Are rural folk really less educated? They may be but they also have better mental health than city folk. Besides, the smartest kids from the country are the ones who move to the city. Are rural folk really more racist? Rural taxpayers are required to pay into a system that prefers foreign immigrants over their own offspring. By pitting natives against newcomers in the competition for a better life, the state has become the primary cause for racism.
The End of Cities
Cities lure people by brainwashing them with advertising meant to hide bitter reality. Cities are smog-infested, stress-inducing, hyper-competitive environments that reduce people to gears in a machine stuck in reverse.

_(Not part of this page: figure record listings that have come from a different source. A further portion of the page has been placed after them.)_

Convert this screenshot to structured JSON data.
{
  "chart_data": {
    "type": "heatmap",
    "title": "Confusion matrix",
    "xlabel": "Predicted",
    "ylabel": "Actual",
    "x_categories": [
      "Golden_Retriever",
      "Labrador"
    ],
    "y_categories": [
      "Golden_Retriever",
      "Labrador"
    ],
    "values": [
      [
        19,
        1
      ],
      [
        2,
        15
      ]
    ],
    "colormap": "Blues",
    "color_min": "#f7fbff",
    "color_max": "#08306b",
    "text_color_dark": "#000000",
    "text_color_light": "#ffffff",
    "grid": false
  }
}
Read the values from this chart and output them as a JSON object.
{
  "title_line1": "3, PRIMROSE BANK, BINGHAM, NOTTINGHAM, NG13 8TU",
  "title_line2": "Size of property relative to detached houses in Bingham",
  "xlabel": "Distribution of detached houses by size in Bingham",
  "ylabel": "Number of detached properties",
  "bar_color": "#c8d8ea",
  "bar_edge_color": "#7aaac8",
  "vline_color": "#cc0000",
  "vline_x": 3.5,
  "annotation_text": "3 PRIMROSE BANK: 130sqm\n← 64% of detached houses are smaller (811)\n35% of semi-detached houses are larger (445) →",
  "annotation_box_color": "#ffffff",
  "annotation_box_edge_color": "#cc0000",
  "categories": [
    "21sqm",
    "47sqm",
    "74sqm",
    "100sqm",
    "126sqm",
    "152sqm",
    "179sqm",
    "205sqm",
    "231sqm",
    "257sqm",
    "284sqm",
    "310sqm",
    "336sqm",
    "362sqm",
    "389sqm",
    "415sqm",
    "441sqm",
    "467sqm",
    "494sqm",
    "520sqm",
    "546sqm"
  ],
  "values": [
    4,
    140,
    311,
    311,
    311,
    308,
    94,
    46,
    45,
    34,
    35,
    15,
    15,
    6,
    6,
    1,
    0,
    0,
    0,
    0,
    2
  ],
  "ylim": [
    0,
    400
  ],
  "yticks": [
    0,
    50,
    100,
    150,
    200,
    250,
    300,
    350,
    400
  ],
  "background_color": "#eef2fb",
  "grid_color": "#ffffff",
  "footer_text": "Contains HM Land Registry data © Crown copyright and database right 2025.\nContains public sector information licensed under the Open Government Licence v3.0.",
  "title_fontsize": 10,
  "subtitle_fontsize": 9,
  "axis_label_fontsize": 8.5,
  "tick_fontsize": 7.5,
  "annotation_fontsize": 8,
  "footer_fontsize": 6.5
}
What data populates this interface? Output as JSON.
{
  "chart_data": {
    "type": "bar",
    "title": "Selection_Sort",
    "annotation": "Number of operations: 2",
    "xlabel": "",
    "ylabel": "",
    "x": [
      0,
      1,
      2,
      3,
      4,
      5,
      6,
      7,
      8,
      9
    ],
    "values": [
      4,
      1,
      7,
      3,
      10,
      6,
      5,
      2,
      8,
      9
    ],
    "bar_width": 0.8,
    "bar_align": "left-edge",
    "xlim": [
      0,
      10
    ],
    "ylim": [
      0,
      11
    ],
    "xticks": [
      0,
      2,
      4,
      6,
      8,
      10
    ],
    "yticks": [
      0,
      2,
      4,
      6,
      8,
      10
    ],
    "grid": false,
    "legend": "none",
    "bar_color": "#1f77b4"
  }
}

My grandparents were farmers. My parents grew up on a farm but moved to a small town later in life. I am the first generation to spend a life in towns and cities. I did not enjoy it. I feel robbed of a more autonomous, more meaningful, and healthier life. I can only accede to what a young woman from Lithuania once told me. After spending a year living in Paris, she and her husband returned to the countryside near Vilnius to settle there. She said,
"Paris is nothing like the romantic image tourists hold of it. If you are rich and you can have whatever you want, a sportscar, luxury item, then Paris is good for you. But for the rest of us, where we lived, people were pissing and shitting in the middle of the street. Cities are the end of people."
Today, urban planners are spreading their vision for a concrete world like cancer. Like an elephant cemetery, I fear that urban areas will someday be where our human species goes to rest. If we want to preserve a livable Earth, if we want to rebuild meaningful communities, we must continue to support the rural revolt against urban politics.